In Diamond case, judge appoints MissPERS — but not its lawyers

March 21, 2012

The Mississippi Public Employees Retirement System is not a professional securities class action plaintiff, according to U.S. District Judge William Alsup of San Francisco federal court. Late Tuesday, after a bruising fight between MissPERS and the New England Carpenters Guaranteed Annuity and Pension funds, Alsup appointed the Mississippi fund to lead a juicy securities class action against Diamond Foods. Alsup rejected arguments by the New England funds’ lawyers at Robbins Geller Rudman & Dowd that MissPERS had exceeded the statutory limit for lead counsel appointments.

“The [Mississippi] Attorney General’s office has managed numerous securities class actions, and such experience will improve representation of the class,” the judge wrote. “And considering its loss is seven times greater than New England Carpenter’s … the statutory purpose is served by appointing Mississippi PERS as lead plaintiff.”

But for securities lawyers, Alsup’s ruling is probably more interesting for what it doesn’t do. Since the Diamond Foods accounting scandal broke and securities fraud complaints began to be filed last November, MissPERS has been represented by Grant & Eisenhofer and Chitwood Harley Harnes, with Lieff Cabraser Heimann & Bernstein as California counsel. At the March 1 lead plaintiff hearing, James Sabella of G&E argued for the appointment of MissPERS.

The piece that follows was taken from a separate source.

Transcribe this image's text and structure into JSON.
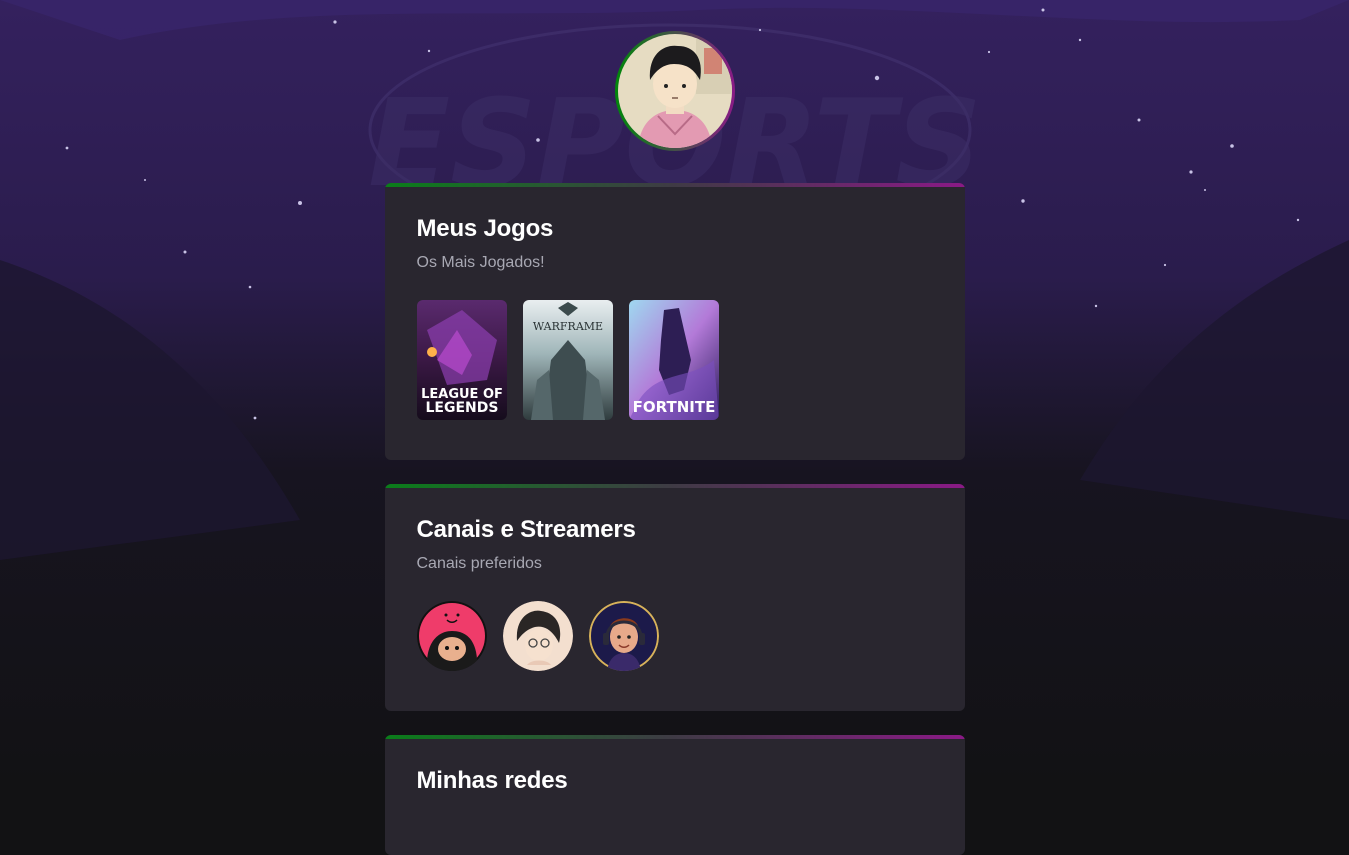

Alsup didn’t appoint G&E or Chitwood Harley — or any other firm — as lead counsel, though. Instead, he ordered MissPERS to conduct due diligence on the firms that want to represent the fund in the Diamond litigation, taking into account the experience of the lead counsel candidates, as well as the fees the firms intend to charge. The judge ordered MissPERS to move for approval of its choice by April 30. “The motion should be accompanied by declarations from the lead plaintiff explaining the due diligence undertaken by each with respect to the selection of class counsel,” Alsup wrote. “The declarations should also explain why the counsel selected was favored over other potential candidates.”

The judge had hinted at the March 1 hearing that he might require MissPERS to undertake such an effort. After discussing fees for class counsel, Alsup asked Sabella what he thought of the idea of requiring the Mississippi fund to “get the overall best deal for the class rather than just go with whoever happens to be representing now.”

Sabella, to his credit, had a quick response: “I suspect that’s what Mississippi would do,” he said. “We don’t have any fee arrangement in place with Mississippi.” Sabella told the judge that the Mississippi fund has a panel of 13 plaintiffs’ firms it uses in securities class actions. Alsup replied that there’s no reason for the fund to limit lead counsel candidates to the 13 firms on the list.

Interestingly, the precedent Alsup cited most often in his ruling, In re Cavanaugh, is a 9th Circuit Court of Appeals decision that held then-U.S. District Judge Vaughn Walker erred when he picked a lead securities class action plaintiff based (in part) on its fee arrangement with its counsel. Alsup was careful to separate his selection of a lead plaintiff from that plaintiff’s fee negotiations.

MissPERS counsel (for now) Sabella referred me to the fund, which didn’t respond to a phone message. Darren Robbins of Robbins Geller, who represents the New England funds, was traveling and unavailable for comment.